The Cancer Genomic Cloud (CGC) is a cloud platform, powered by Seven Bridges, funder by the National Cancer Institute (NCI), which allows the sharing of and access to cancer genomics data. This platform is built on The Cancer Genomics Atlas (TCGA). From the website: There are two types of data shared in the platform: 1. Open Access The Open Access tier includes information which is not unique to an individual. This includes information such as: - De-identified clinical and demographic data - Gene expression data - Copy number alterations in regions of the genome - Epigenetic data - Summaries of data across individuals 2. Controlled Access The Controlled Access tier includes information which is unique to an individual. This includes most raw data files, and some processed data such as: - Primary sequencing data (BAM and FASTQ files) from DNA, RNA, miRNA or bisulfite sequencing studies - Raw and processed SNP6 array data - Raw and processed Exon array data - Somatic and germline mutation calls for an individual (VCF and MAF files)
From the website: "Any researcher can access and use data within the Open Access tier (Open Data) as long as they agree to the data use restrictions and requirements outlined in the TCGA publication guidelines. Researchers requiring data from the Controlled Access tier (Controlled Data) for their studies need to obtain an approved Data Access Request through the Database of Genotypes and Phenotypes (dbGaP) and agree with all TCGA Data Use Certifications as well as the TCGA publication policy."

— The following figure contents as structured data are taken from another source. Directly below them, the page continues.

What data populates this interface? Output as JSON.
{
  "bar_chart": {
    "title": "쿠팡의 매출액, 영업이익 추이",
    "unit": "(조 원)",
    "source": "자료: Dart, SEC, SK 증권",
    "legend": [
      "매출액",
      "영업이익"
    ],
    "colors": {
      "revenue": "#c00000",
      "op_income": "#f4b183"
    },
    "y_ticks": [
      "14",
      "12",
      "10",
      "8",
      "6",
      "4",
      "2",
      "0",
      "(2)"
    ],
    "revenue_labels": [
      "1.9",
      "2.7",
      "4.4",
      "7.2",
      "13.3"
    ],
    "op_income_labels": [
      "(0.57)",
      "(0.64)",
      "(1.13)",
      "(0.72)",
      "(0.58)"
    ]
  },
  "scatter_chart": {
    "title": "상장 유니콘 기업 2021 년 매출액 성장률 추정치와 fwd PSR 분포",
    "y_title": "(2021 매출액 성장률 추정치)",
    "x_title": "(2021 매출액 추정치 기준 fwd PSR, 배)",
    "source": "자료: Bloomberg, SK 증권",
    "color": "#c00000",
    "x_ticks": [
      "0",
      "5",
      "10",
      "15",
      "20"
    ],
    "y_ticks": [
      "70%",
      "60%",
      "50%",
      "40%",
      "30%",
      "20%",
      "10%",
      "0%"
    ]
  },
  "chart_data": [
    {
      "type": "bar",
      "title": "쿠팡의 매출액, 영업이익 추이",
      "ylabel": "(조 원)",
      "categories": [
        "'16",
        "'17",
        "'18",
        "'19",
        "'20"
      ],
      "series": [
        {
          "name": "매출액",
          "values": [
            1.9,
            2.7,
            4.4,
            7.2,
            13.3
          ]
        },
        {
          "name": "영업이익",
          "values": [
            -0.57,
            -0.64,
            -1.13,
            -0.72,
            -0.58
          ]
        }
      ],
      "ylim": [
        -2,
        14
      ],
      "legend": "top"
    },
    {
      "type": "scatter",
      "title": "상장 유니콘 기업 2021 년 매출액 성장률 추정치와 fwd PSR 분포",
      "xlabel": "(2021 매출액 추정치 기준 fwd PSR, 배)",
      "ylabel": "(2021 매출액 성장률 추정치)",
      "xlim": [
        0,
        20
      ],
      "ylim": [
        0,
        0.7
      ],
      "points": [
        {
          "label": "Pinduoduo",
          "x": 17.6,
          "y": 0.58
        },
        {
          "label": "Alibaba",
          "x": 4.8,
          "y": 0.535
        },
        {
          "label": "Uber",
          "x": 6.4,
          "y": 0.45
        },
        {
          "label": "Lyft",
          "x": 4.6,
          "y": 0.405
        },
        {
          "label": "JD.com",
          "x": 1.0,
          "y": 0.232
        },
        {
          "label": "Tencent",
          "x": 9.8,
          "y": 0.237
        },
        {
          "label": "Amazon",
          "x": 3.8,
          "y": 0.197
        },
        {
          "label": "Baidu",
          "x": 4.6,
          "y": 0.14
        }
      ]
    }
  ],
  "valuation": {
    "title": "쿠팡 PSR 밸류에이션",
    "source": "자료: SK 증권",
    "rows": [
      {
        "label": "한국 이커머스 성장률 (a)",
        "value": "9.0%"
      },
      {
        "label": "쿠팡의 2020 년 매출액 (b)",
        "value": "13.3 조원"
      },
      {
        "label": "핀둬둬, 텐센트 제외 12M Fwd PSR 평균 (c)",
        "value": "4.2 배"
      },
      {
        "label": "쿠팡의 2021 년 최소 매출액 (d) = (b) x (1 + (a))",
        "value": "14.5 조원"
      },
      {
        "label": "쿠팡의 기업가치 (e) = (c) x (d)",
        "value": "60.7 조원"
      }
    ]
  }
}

From the website: "The CGC grew out of a pressing need to analyze large cancer genomics datasets, primarily the Cancer Genome Atlas (TCGA). TCGA is one of the richest and most complete genomics datasets, composed of 33 different tumor types or subtypes with data from thousands of patients. Funded by $375 million in taxpayer dollars over the past decade, the project collected and analyzed samples at institutions across the U.S. Multiple samples from each patient were analyzed using multiple approaches including genome sequencing, RNA sequencing, microRNA sequencing, and more. TCGA data represents more than 2.5 petabytes of information and continues to grow as more samples are analyzed."